The rapid dissolution of Sharper Image took many in the bankruptcy industry by surprise. But that chain isn't alone. Several retailers that have filed for Chapter 11 protection since the economy started swooning have unraveled just as quickly: Wickes Furniture closed down its 36 stores. Friedman's is in the process of selling off jewelry and is closing its 377 stores, while Whitehall Jewelers is liquidating its 300 stores. All these companies filed for bankruptcy reorganization in 2008. And in December 2007, Bombay Co. and Levitz closed all their stores.

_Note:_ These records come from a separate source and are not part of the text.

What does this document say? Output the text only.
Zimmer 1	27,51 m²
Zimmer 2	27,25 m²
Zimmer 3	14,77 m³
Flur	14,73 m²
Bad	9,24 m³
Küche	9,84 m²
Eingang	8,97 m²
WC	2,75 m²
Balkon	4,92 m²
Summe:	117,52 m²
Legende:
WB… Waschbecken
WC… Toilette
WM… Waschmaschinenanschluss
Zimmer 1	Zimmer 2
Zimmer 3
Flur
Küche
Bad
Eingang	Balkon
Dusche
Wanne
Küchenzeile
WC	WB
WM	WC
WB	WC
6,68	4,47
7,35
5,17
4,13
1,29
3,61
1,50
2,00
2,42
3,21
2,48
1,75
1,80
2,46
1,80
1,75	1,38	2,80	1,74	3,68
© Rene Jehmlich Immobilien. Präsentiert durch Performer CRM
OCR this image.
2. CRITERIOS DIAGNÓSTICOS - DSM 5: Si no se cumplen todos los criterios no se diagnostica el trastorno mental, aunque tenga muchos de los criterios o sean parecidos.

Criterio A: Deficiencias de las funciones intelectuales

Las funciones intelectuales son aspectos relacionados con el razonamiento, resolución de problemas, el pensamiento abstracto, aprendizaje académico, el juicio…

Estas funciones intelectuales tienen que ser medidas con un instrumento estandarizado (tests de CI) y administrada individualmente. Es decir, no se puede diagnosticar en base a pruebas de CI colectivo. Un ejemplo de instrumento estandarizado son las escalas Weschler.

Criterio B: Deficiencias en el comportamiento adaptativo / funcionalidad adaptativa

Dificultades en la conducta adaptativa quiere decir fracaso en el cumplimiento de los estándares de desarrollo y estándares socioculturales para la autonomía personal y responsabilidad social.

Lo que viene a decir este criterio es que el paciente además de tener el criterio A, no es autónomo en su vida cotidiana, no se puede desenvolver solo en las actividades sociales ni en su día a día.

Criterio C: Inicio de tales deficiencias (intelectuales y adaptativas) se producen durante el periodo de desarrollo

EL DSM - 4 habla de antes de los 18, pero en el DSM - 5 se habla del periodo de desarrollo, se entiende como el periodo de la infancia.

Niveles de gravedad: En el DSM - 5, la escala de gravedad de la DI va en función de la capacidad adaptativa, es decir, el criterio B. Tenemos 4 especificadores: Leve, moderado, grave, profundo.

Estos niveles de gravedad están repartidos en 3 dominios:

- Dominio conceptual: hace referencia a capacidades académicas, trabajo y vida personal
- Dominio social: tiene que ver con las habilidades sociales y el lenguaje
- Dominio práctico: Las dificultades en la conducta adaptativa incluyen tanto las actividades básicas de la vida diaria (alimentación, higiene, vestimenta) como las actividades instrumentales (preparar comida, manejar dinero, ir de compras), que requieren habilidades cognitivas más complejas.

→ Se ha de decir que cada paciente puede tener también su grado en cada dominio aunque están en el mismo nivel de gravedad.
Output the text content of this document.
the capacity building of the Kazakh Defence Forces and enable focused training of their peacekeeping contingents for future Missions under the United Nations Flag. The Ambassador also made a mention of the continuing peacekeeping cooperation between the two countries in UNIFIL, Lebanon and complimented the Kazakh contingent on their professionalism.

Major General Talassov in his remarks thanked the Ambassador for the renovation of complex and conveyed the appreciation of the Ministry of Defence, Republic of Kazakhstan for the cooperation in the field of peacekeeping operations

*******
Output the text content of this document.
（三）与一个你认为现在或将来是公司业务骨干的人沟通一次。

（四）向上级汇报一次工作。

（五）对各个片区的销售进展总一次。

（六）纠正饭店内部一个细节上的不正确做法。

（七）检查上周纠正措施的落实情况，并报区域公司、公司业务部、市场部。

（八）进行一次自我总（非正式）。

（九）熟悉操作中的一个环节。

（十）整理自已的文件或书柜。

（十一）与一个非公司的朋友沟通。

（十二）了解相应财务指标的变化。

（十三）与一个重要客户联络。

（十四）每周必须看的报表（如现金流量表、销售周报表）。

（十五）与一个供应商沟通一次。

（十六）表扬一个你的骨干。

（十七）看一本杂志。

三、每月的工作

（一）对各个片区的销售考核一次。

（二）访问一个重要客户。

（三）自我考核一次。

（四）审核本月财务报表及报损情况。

The new provisions in the bankruptcy law—pushed primarily by mall owners, suppliers, and utility companies, and signed by President George W. Bush in 2005—were intended to shorten the time that a company stays under court supervision. The point was to protect creditors, who sometimes had to wait years for payments while lawyers racked up hefty fees and managers collected big pay packages. "There was a pattern in some bankruptcy courts of granting extensions for as long as the debtor wanted, and that had to be stopped," says Lynn LoPucki, a professor at the University of California at Los Angeles School of Law and author of Courting Failure: How Competition for Big Cases Is Corrupting the Bankruptcy Courts.